Вадбольский 5 - Юрий Никитин
Глориана во главе стола, как и вообще во всём глава, всмотрелась в меня с неодобрением, я снова не увешан с ног до головы оружием и артефактами, да и вид легкомысленный, что может быть чревато для нашего предприятия, пусть в прошлые разы и обошлось без особой чреватости.
Я ухватил по пути стул от свободного стола, где четверо, там и пятый к месту, что ещё больше не понравилось мужчинам, уже начали делить суфражисток, кому какую отрендюливать.
— Проголодались? — спросила Глориана повелительным голосом королевы. — Мы пока не начинали. Поужинаем и определимся, если чего не учли…

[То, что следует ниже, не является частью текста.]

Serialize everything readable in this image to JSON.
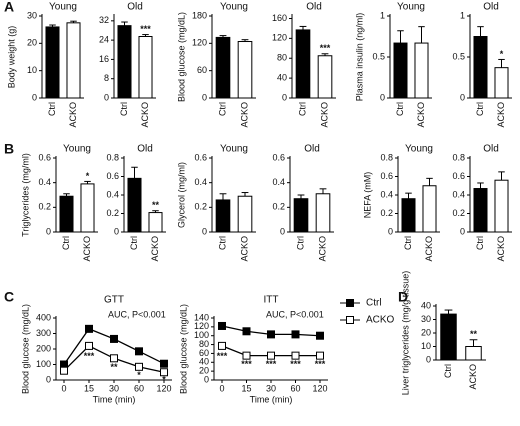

Мужчины по всему залу поглядывают в нашу сторону, на лицах только тоскливая зависть, вот же повезло тому кадету, то есть мне, явно какой-то впендюрит этой ночью, а ещё три барышни останутся необъезженными, но, увы, не их уровень, так что пей дешёвое пиво и думай о том, как задрать подол кухарке или посудомойке.
Глава 4
Стол наискось от нашего занимают четверо мужчин, что не смотрятся местными работягами. Скорее, ближе к элитной гвардии местного боярина, видно как по рослым и крепким фигурам, так и по прицельным взглядам, когда сразу оценивают мощь противника, а противник у них здесь только один.
Половых подбежали сразу двое, угодливые, припомаженные волосы блестят от масла, склонились в поклонах.
Вообще-то я, как самец, должен заказывать для женщин, но Глориана и не думает выпускать власть даже в такой мелочи, начала заказывать себе и подругам, а я, оставшись в хвосте, смиренно попросил себе свиную вырезку с гречневой кашей, которую предпочитаю всяким изысканным гарнирам.
Иоланта заказала курицу с маслинами, Глориана тартар из лосося и устрицы на льду, из горячего — филе телятины в сливочном соусе, а на десерт шоколадный фондан. Анна хоть и бережёт фигуру, но взяла кремовый ризотто с трюфелем.
Свиная вырезка оказалась нежнейшей, такую и в Петербурге не стыдно подать в лучшем из ресторанов, я слопал с удовольствием, а на десерт велел подать кофий со сливками и пирог с черникой.
Кофия, естественно, не нашлось, не столица, пришлось довольствоваться чаем, но тоже хорош, а пирог так вообще вне всяких похвал.
Насыщаясь, я заметил, что все четверо могучих мужиков поглядывают в нашу сторону всё чаще, точно не земледельцы или извозчики, морды уже покраснели от выпитого и съеденного, на столешнице не кружки с пивом, а две литровые бутылки вина, ещё одна пустая под столом.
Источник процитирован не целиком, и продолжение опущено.